Подконвойный мир | страница 12



Воевали — не пропали
И теперь не пропадем.
Мы фашистам в гроб наклали
И чекистам накладём.
Мы на нары тра-та-та
И под нары тра-та-та,
Но работать на сосателей
Не будем никогда.
Бей! Режь! Рви! Жги!
Шишкомотов потроши!
Кровожадного вождя
Режь для общего борща!
Бей! Режь! Рви! Жги!

Наверняка еще долго бы метались песни, агонизировали отчаянные рыдающие голоса и к небу рвался рев страстной, долго сдерживаемой яростной мести, но из соседнего купе непрерывно стучали и выкрикивали:

— Воры, план есть! Воры! Жучки план продают.

Первым встрепенулся Черепеня:

— Где план?!

— Что за план? — спросил Трофимова Пивоваров.

— Так по-блатному гашиш зовется.

Черепеня мигом выяснил, что в женском купе, расположенном в другом конце вагона, продают гашиш. Об этом оттуда и передали по цепочке.

— Начальник, на оправку! — закричали воры.

— Даешь уборную!

— Всё разнесем!

— Весь вагон обгадим!

Их выпустили. Столпились возле клетки с женщинами. Черепеня мигом получил за кирзовые сапоги кулек гашиша.

Зашли в уборную. Пивоварову бросились в глаза скабрезные надписи и рисунки на стенах.

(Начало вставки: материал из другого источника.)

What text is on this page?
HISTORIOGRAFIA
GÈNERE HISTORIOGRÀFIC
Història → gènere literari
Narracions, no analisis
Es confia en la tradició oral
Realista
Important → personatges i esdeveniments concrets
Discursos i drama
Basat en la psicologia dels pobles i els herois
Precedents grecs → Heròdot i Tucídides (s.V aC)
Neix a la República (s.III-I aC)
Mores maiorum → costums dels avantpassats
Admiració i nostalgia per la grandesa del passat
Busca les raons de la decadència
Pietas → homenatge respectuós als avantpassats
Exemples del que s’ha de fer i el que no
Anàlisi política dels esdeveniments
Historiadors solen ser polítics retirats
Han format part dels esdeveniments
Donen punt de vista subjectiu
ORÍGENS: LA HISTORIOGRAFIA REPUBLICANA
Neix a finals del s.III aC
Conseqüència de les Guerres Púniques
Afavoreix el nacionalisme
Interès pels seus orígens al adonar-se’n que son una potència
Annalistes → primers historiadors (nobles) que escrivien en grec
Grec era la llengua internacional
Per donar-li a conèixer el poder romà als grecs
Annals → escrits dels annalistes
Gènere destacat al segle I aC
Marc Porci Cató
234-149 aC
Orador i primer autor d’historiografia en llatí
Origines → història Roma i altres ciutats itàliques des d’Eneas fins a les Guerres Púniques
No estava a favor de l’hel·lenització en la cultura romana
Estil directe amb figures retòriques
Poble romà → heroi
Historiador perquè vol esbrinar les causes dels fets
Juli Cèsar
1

— Какая гадость! — вырвалось у него.

— Это ж обычно, — пробасил Трофимов. — Всюду так: в центральном парке и в кино, в уличной забегаловке и в столичной школе. Пацаны забавляются. Помню, когда мы были огольцами, так самое страшное, что могло появиться на заборе или в уборной — это детский загиб в пару этажей, а для теперешних детей — это будни — повседневный язык ожесточившихся, измотавшихся взрослых. Теперь такое рисуют и пишут, что даже у меня искры из глаз сыпятся.

Вернувшись в купе, воры закурили гашиш. Трофимов подсел к Пивоварову. Покуривая, говорил:

— Зеленый ты, сынок, — пропадешь. Калякаешь, что жестокие мы. А знаешь ли, что у нас в прошлом? Лишнее ботать — не поймешь. Никто не поймет, кто не пережил эти бесчеловечные годы: крах крестьянства, тысячекилометровые пешие зимние этапы, пытки, лагеря, радиоактивные шахты, заполярную всеобщую загибаловку тридцатых и сороковых годов, крушение миров в войну и послевоенную подлость лагерной империи.

Трофимов затянулся подряд несколько раз. Дышал он тяжело, будто клокочущая лава сотрясала его богатырскую грудь.

— Сто подохло, а сто первый чудом выжил, но все у него внутри как в Хиросиме — все выжжено. Выжил зверь с душой яростной и беспощадной, жаждущей убить и умереть. А ты толкуешь: — жалей людей. Шляпа!

Лицо его побагровело и вздулось, глаза зажглись заревом безумной злобы. Черные жилы шеи набухли, напряглись. Он уже не говорил, а хрипло остервенело лаял.